Intimate Relationships at Scale: Attention, Entrepreneurship, and the 1% Version of You
A conversation about connection, contribution, and building a life that aligns with what matters most.
Show Summary
In this episode, Ben Rodgers sits down with Alex Felman — entrepreneur, investor, educator, and family office advisor based in Riga, Latvia — for a conversation that begins with the psychology of human connection and ends somewhere in the territory of what it actually means to build a life worth living. Alex brings a kind of clarity that comes from wearing several hats at once: part investor, part company builder, part teacher. The roles aren't in tension. They feed each other. That cross-pollination becomes one of the central arguments of the episode — and a useful frame for everything that follows.
The conversation opens on a deceptively simple problem: how do you maintain meaningful relationships with the people who matter most when geography, time, and modern life spread everything thin? What follows is a wide-ranging look at Dunbar's Number, the science of how friendship actually forms, and why parasocial tools — podcasts, newsletters, long-form writing — may be more valuable for sustaining real relationships than most people give them credit for. The second half pivots to entrepreneurship, specifically to Alex's framework for becoming the one percent version of yourself by stacking skills at the intersection of a few things you've gone deep on, rather than chasing singular mastery. His argument that almost everyone should run some form of business — not for the valuation, but as a sandbox for figuring out who they are — is one of the most quietly practical positions in any episode of At Depth so far.
Show Notes & Links
Links
Investment Concepts & Strategies Referenced
Attention Economy – Managing attention as an economically valued component and finite asset.

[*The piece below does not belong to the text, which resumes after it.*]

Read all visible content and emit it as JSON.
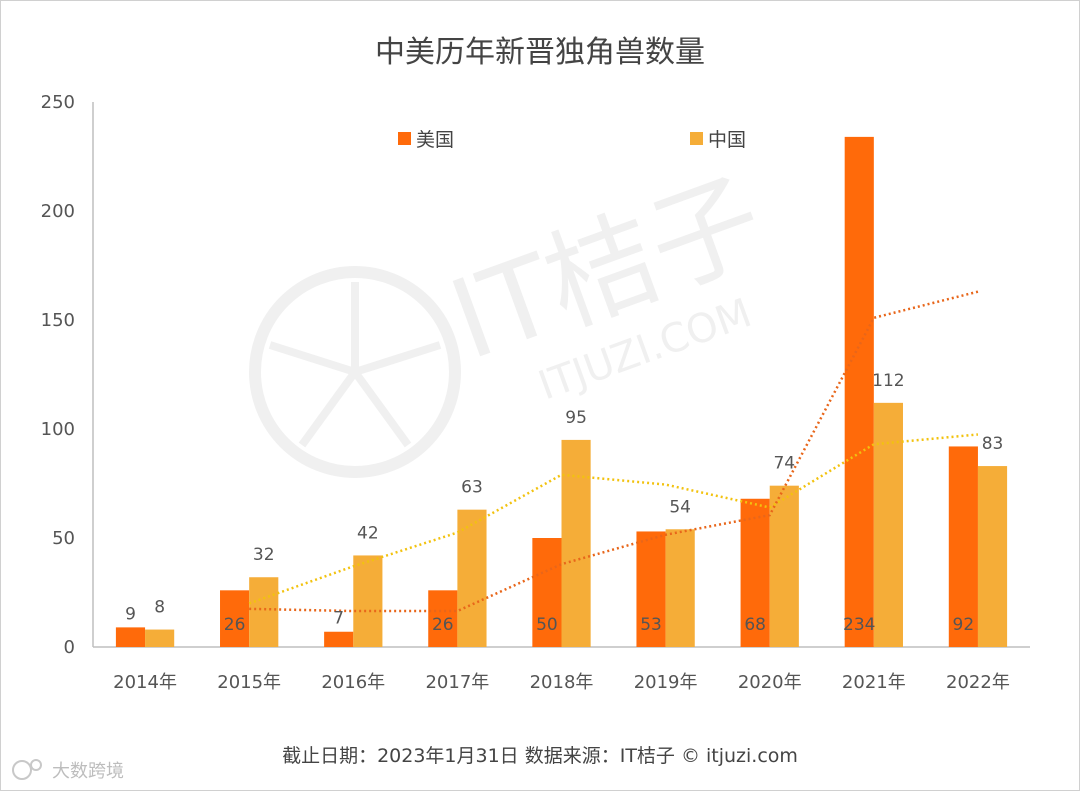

Due Diligence Process – Using deep investigative analysis as the root for systemic problem-solving and institutional knowledge.
Family Office Management – Strategic framework for multi-generational sustainability and cross-border tech investments.

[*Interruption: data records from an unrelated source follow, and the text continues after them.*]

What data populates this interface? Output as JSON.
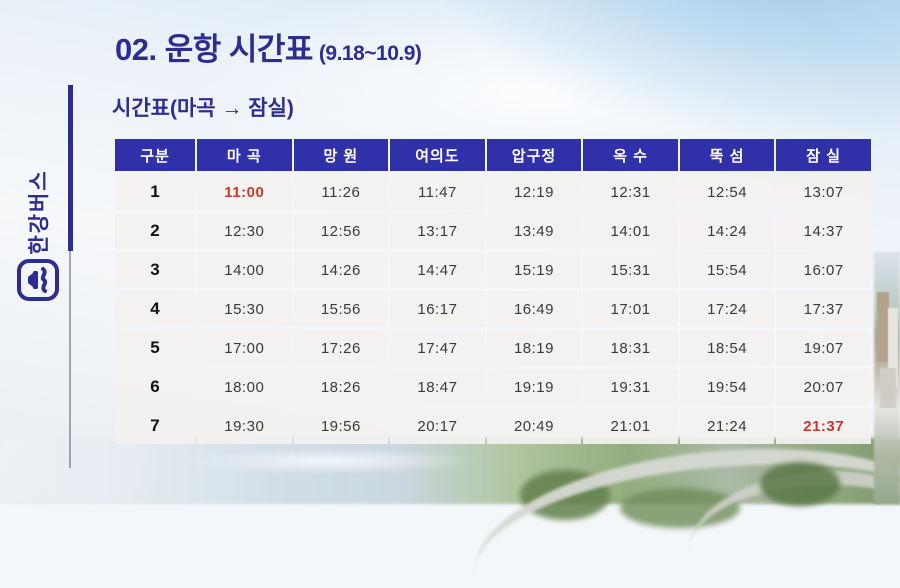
{
  "page": {
    "title": "02. 운항 시간표",
    "title_suffix": "(9.18~10.9)",
    "subtitle": "시간표(마곡 → 잠실)",
    "brand": "한강버스"
  },
  "table": {
    "columns": [
      "구분",
      "마 곡",
      "망 원",
      "여의도",
      "압구정",
      "옥 수",
      "뚝 섬",
      "잠 실"
    ],
    "rows": [
      {
        "no": "1",
        "times": [
          "11:00",
          "11:26",
          "11:47",
          "12:19",
          "12:31",
          "12:54",
          "13:07"
        ],
        "highlight": [
          0
        ]
      },
      {
        "no": "2",
        "times": [
          "12:30",
          "12:56",
          "13:17",
          "13:49",
          "14:01",
          "14:24",
          "14:37"
        ],
        "highlight": []
      },
      {
        "no": "3",
        "times": [
          "14:00",
          "14:26",
          "14:47",
          "15:19",
          "15:31",
          "15:54",
          "16:07"
        ],
        "highlight": []
      },
      {
        "no": "4",
        "times": [
          "15:30",
          "15:56",
          "16:17",
          "16:49",
          "17:01",
          "17:24",
          "17:37"
        ],
        "highlight": []
      },
      {
        "no": "5",
        "times": [
          "17:00",
          "17:26",
          "17:47",
          "18:19",
          "18:31",
          "18:54",
          "19:07"
        ],
        "highlight": []
      },
      {
        "no": "6",
        "times": [
          "18:00",
          "18:26",
          "18:47",
          "19:19",
          "19:31",
          "19:54",
          "20:07"
        ],
        "highlight": []
      },
      {
        "no": "7",
        "times": [
          "19:30",
          "19:56",
          "20:17",
          "20:49",
          "21:01",
          "21:24",
          "21:37"
        ],
        "highlight": [
          6
        ]
      }
    ]
  },
  "colors": {
    "accent_navy": "#2d2d91",
    "header_blue": "#3030a8",
    "highlight_red": "#c43a2c",
    "cell_bg": "#f3f1ef",
    "sky_blue": "#a0cbeb"
  }
}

Organizational Scaling & Coordination – The inflection point where mutual accountability transitions into bureaucratic process.
Solopreneurship / One-Person Consultancy – High-leverage, low-overhead business models designed to alter professional leverage.
Cultural / Conceptual References
Dunbar’s Number – The cognitive limit to the number of stable, meaningful relationships a human being can maintain (typically cited between 140 and 160).
The Richest Man in Babylon by George Clason – Referenced for its foundational philosophy on personal wealth and retention ("A part of all you earn is yours to keep"), cross-applied here to personal attention.
Bayanihan (The Village House-Lifting) – A traditional cultural phenomenon in the Philippines where an entire community of roughly 150 people physically carries a house out of a floodplain, illustrating the collective power of a single tribal unit.
Jeffrey Hall’s Friendship Timeline Research – The quantified hours required to build relational bonds (40–60 hours for a casual friend, 90 hours for a regular friend, and 200 hours for a close friend).